People have too much faith in the HTTPOnly
flag, XSS can still be exploitable. You should setup barriers around sensitive features. Such as the change password filed should require the current password. An admin's ability to create a new account should require a captcha, which is a CSRF prevention technique that cannot be easily bypassed with an XHR.
人们对HTTPOnly标志有太多信心,XSS仍然可以被利用。您应该围绕敏感功能设置障碍。如更改密码字段应该要求当前密码。
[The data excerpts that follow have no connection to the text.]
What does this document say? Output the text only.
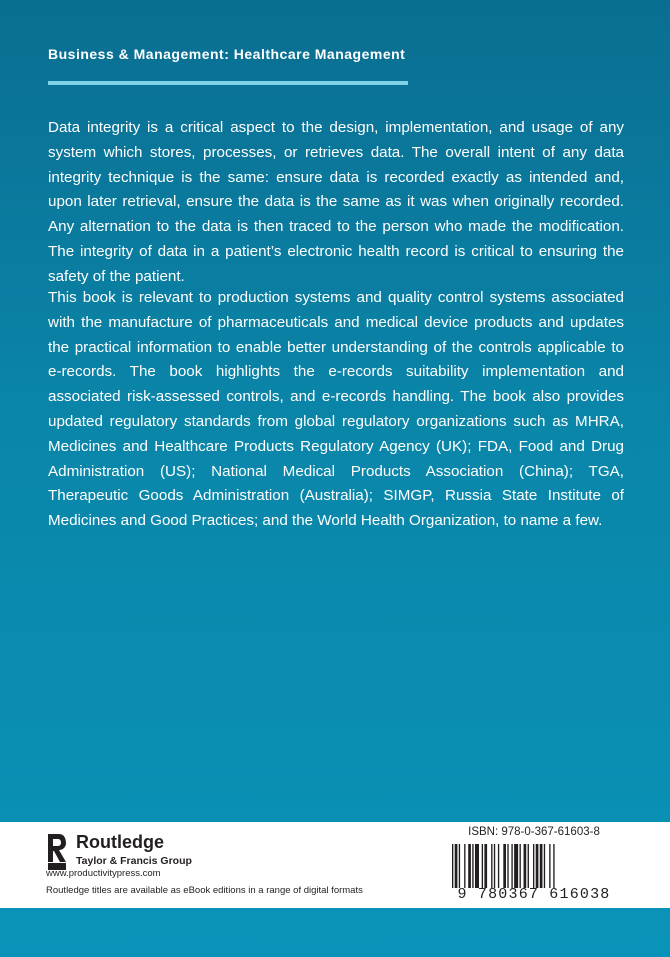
Business & Management: Healthcare Management

Data integrity is a critical aspect to the design, implementation, and usage of any system which stores, processes, or retrieves data. The overall intent of any data integrity technique is the same: ensure data is recorded exactly as intended and, upon later retrieval, ensure the data is the same as it was when originally recorded. Any alternation to the data is then traced to the person who made the modification. The integrity of data in a patient’s electronic health record is critical to ensuring the safety of the patient.

This book is relevant to production systems and quality control systems associated with the manufacture of pharmaceuticals and medical device products and updates the practical information to enable better understanding of the controls applicable to e-records. The book highlights the e-records suitability implementation and associated risk-assessed controls, and e-records handling. The book also provides updated regulatory standards from global regulatory organizations such as MHRA, Medicines and Healthcare Products Regulatory Agency (UK); FDA, Food and Drug Administration (US); National Medical Products Association (China); TGA, Therapeutic Goods Administration (Australia); SIMGP, Russia State Institute of Medicines and Good Practices; and the World Health Organization, to name a few.

Routledge
Taylor & Francis Group
www.productivitypress.com
Routledge titles are available as eBook editions in a range of digital formats
ISBN: 978-0-367-61603-8
9 780367 616038
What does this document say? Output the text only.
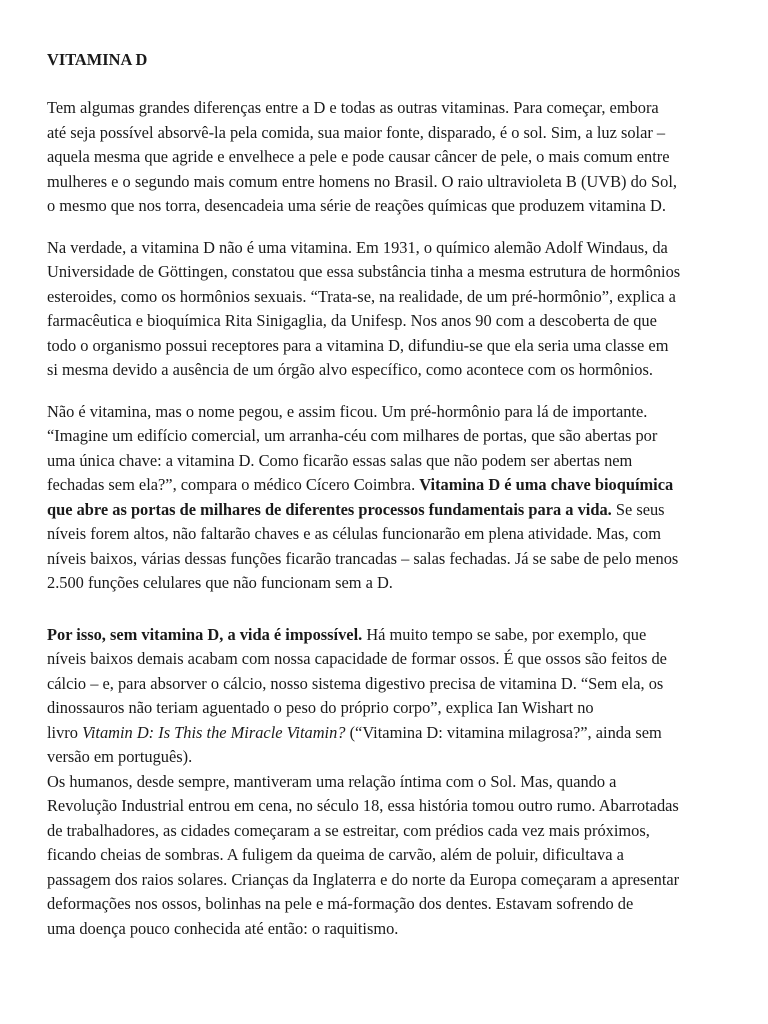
VITAMINA D
Tem algumas grandes diferenças entre a D e todas as outras vitaminas. Para começar, embora
até seja possível absorvê-la pela comida, sua maior fonte, disparado, é o sol. Sim, a luz solar –
aquela mesma que agride e envelhece a pele e pode causar câncer de pele, o mais comum entre
mulheres e o segundo mais comum entre homens no Brasil. O raio ultravioleta B (UVB) do Sol,
o mesmo que nos torra, desencadeia uma série de reações químicas que produzem vitamina D.
Na verdade, a vitamina D não é uma vitamina. Em 1931, o químico alemão Adolf Windaus, da
Universidade de Göttingen, constatou que essa substância tinha a mesma estrutura de hormônios
esteroides, como os hormônios sexuais. “Trata-se, na realidade, de um pré-hormônio”, explica a
farmacêutica e bioquímica Rita Sinigaglia, da Unifesp. Nos anos 90 com a descoberta de que
todo o organismo possui receptores para a vitamina D, difundiu-se que ela seria uma classe em
si mesma devido a ausência de um órgão alvo específico, como acontece com os hormônios.
Não é vitamina, mas o nome pegou, e assim ficou. Um pré-hormônio para lá de importante.
“Imagine um edifício comercial, um arranha-céu com milhares de portas, que são abertas por
uma única chave: a vitamina D. Como ficarão essas salas que não podem ser abertas nem
fechadas sem ela?”, compara o médico Cícero Coimbra. Vitamina D é uma chave bioquímica
que abre as portas de milhares de diferentes processos fundamentais para a vida. Se seus
níveis forem altos, não faltarão chaves e as células funcionarão em plena atividade. Mas, com
níveis baixos, várias dessas funções ficarão trancadas – salas fechadas. Já se sabe de pelo menos
2.500 funções celulares que não funcionam sem a D.
Por isso, sem vitamina D, a vida é impossível. Há muito tempo se sabe, por exemplo, que
níveis baixos demais acabam com nossa capacidade de formar ossos. É que ossos são feitos de
cálcio – e, para absorver o cálcio, nosso sistema digestivo precisa de vitamina D. “Sem ela, os
dinossauros não teriam aguentado o peso do próprio corpo”, explica Ian Wishart no
livro Vitamin D: Is This the Miracle Vitamin? (“Vitamina D: vitamina milagrosa?”, ainda sem
versão em português).
Os humanos, desde sempre, mantiveram uma relação íntima com o Sol. Mas, quando a
Revolução Industrial entrou em cena, no século 18, essa história tomou outro rumo. Abarrotadas
de trabalhadores, as cidades começaram a se estreitar, com prédios cada vez mais próximos,
ficando cheias de sombras. A fuligem da queima de carvão, além de poluir, dificultava a
passagem dos raios solares. Crianças da Inglaterra e do norte da Europa começaram a apresentar
deformações nos ossos, bolinhas na pele e má-formação dos dentes. Estavam sofrendo de
uma doença pouco conhecida até então: o raquitismo.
管理员创建新帐户的能力应该要求使用验证码,这是一种CSRF预防技术,不能轻易绕过XHR。
#2
29
The whole point of HttpOnly cookies is that they can't be accessed by JavaScript.
HttpOnly cookie的重点是它们无法被JavaScript访问。
The only way (except for exploiting browser bugs) for your script to read them is to have a cooperating script on the server that will read the cookie value and echo it back as part of the response content. But if you can and would do that, why use HttpOnly cookies in the first place?
脚本读取它们的唯一方法(除了利用浏览器错误)是在服务器上有一个协作脚本,它将读取cookie值并作为响应内容的一部分回显它。但是,如果你能做到这一点,为什么要首先使用HttpOnly cookies?